I reach to shake her hand, with my eyes on the floor … she pulls me in and wraps her arms around me so that I feel so safe. Before she introduces herself, she says, “You are SO beautiful! Now I gotta look up. She smells like newly fallen rain in the forest, and her eyes are smiling… like she really believes I’m beautiful!

Tears threaten but I push them back.

What is this place?

We sit down beside a window and I see trees. Trees? As I look closer, I realize I’m looking out at the streets of Denver … the Street! But its different, and I feel safe and oddly unafraid.

Where am I?

I turn from the window and notice I’m surrounded by books ~ I love to read! And plants! And … sticks. I mean, she has curtains hanging on sticks … sticks standing in corners … a tree turned upside down with stuff hanging from the roots! There’s beautiful dried stuff in vases, all over … and O! tumbleweeds hanging from the rafters!

We sit in silence while I take in my surroundings … only it’s not silence …I finally realize that there are other women in this space, and I’m self-conscious … shy … curious. Before I can decipher THESE feelings, she softly brings my attention to her, and she begins to tell me the story of The Cracked Pot …

She tells the story ~ and my tears flow, uninterrupted.

She takes my hand then, and leads me through this Haven … this Sanctuary.

I take a canvas and brush and begin to express myself with paint. I tell my story with color … with marks. I will be the only one to know what it means.

Soft laughter, music, happiness, peace surrounds me and invades my soul.

I take a pen and begin to write in the journal — words flow so quickly I hardly know what’s happening. As I pause to rest my hand, I see words like a flood had filled the pages. I’m shocked.

We pause for lunch around an old table and we sit as a group talking.

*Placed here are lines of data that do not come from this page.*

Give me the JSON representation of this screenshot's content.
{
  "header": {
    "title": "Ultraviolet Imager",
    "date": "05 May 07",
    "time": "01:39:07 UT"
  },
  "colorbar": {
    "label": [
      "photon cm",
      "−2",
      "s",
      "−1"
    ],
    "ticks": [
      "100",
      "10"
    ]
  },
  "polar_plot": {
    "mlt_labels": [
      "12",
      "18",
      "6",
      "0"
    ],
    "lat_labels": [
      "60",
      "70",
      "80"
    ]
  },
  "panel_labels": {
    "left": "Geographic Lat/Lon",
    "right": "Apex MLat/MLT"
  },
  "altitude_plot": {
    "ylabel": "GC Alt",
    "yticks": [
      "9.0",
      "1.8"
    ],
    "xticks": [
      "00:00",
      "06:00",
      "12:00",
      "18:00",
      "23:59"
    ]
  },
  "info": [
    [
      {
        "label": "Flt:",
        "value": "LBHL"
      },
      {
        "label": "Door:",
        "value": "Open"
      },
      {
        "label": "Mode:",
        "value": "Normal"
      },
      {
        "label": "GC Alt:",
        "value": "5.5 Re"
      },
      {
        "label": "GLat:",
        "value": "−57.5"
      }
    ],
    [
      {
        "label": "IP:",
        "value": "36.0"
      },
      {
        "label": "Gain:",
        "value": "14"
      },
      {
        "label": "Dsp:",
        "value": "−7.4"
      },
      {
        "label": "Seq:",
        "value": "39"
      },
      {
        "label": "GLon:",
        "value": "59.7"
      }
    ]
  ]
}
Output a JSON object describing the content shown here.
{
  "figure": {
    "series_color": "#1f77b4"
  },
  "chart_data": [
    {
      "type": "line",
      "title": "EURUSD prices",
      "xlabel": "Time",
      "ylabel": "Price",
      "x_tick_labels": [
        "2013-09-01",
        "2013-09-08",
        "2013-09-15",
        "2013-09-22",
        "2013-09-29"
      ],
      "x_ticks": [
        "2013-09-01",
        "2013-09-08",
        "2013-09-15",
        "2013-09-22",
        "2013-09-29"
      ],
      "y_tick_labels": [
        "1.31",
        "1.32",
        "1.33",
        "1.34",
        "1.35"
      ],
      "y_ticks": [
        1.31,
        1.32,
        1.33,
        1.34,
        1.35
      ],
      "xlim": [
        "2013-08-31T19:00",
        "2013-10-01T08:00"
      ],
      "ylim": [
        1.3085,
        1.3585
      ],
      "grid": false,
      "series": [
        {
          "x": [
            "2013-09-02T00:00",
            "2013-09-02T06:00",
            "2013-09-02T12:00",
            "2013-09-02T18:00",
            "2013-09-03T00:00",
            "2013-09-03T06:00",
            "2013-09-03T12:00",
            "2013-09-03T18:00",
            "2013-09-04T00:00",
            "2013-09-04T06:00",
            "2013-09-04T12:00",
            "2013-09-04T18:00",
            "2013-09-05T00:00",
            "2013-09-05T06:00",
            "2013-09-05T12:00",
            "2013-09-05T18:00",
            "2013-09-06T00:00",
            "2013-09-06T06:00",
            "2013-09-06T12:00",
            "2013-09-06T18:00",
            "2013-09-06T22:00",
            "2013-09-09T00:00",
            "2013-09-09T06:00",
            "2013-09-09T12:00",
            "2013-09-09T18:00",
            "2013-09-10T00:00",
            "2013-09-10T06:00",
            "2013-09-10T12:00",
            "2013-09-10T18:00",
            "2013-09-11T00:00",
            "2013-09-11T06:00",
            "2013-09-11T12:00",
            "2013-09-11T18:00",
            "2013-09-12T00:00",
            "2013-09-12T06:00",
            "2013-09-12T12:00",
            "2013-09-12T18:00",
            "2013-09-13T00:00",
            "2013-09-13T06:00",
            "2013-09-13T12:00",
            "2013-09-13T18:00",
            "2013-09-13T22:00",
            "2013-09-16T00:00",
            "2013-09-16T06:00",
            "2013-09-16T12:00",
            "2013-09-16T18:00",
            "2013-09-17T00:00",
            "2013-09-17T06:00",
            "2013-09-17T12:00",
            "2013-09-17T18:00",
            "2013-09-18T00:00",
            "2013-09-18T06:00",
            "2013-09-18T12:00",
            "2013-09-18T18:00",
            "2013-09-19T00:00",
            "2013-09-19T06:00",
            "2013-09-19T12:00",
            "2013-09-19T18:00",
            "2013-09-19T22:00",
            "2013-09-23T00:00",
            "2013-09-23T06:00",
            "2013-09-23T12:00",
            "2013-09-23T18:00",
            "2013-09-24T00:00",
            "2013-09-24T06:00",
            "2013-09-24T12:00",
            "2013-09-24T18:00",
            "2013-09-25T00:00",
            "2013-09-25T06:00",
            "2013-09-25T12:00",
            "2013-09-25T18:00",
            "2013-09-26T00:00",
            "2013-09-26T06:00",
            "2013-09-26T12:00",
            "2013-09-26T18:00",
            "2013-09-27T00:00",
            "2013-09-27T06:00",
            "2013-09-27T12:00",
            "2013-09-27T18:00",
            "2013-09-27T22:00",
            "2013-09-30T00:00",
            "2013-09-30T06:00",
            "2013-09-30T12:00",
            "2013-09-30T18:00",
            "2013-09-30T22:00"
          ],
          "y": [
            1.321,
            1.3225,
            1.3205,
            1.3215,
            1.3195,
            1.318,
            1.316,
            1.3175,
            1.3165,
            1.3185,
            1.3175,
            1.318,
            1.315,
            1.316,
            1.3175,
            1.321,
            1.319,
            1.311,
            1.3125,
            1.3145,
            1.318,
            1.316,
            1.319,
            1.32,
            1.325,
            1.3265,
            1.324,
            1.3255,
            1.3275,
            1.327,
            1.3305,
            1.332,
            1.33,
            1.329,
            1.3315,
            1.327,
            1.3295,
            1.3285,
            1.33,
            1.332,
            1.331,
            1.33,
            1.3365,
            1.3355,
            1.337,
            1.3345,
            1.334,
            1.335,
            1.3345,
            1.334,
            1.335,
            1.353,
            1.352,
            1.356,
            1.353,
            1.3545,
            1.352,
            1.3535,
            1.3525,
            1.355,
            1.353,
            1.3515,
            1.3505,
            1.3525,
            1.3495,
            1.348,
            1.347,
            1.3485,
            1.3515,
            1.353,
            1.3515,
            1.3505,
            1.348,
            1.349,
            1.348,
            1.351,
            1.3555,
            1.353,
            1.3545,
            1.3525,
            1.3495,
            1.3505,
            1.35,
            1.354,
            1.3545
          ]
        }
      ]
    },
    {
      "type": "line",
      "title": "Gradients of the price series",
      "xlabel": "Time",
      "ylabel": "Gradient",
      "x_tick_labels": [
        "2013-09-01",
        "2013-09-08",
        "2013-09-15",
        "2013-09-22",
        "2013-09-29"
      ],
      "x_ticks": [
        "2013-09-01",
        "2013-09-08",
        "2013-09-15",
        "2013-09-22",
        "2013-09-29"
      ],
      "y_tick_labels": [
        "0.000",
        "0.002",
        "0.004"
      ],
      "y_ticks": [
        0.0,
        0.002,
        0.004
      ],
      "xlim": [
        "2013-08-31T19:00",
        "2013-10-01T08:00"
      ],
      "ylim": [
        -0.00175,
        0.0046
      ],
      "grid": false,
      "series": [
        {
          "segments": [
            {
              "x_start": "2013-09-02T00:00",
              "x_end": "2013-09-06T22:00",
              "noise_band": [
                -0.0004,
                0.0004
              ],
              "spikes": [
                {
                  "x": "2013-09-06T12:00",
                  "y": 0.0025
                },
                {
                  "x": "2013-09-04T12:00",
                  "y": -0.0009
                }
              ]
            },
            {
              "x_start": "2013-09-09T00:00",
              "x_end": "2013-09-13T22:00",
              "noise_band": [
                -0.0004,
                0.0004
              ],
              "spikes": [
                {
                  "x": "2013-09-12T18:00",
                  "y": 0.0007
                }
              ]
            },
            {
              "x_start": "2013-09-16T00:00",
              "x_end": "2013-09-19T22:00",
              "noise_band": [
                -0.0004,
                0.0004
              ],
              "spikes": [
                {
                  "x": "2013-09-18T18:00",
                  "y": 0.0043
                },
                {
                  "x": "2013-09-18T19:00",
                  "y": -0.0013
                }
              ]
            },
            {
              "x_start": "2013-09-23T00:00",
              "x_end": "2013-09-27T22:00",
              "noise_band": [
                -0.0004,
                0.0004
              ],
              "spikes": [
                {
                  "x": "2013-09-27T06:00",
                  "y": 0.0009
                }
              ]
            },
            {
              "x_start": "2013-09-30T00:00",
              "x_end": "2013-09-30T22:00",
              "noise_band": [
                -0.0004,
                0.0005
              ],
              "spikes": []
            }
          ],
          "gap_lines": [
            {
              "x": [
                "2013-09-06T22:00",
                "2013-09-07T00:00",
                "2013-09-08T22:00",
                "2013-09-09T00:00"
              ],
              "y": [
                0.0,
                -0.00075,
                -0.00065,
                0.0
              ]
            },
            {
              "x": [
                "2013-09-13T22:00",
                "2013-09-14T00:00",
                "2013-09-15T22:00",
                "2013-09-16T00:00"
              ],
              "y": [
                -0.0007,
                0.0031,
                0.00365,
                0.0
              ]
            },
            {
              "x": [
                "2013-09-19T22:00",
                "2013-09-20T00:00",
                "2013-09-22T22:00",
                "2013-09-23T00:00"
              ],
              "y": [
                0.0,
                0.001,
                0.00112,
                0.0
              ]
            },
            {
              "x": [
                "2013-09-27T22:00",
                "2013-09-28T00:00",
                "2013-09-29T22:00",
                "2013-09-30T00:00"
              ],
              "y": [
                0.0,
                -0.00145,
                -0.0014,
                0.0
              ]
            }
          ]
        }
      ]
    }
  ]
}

I’m hesitant … but my Heart pours out, mixing my story with their stories. We cry … we laugh … we share. “This is what I did, and it worked.” and “Well, DON’T do this! I was devastated!”

They adopt me … I become part of this family. For the first time since I can remember, I rest. No hiding… no running away… no putting myself in jeopardy so I could have instant gratification that would last only a moment… no shame.

After we clean our lunch away, Sandy brings out a life-sized silhouette of a woman dancing. We work on a collage, putting pieces of magazines to show emotion and thoughts … to show what we do, where we go, what we hear, what we see.

As we collage, we continue our conversations from lunch, launch new conversations … and love on each other.

As the sky darkens, I realize time has passed too quickly. I don’t want to leave.

As I open the door to the street, I realize … I am Beautifully Broken.”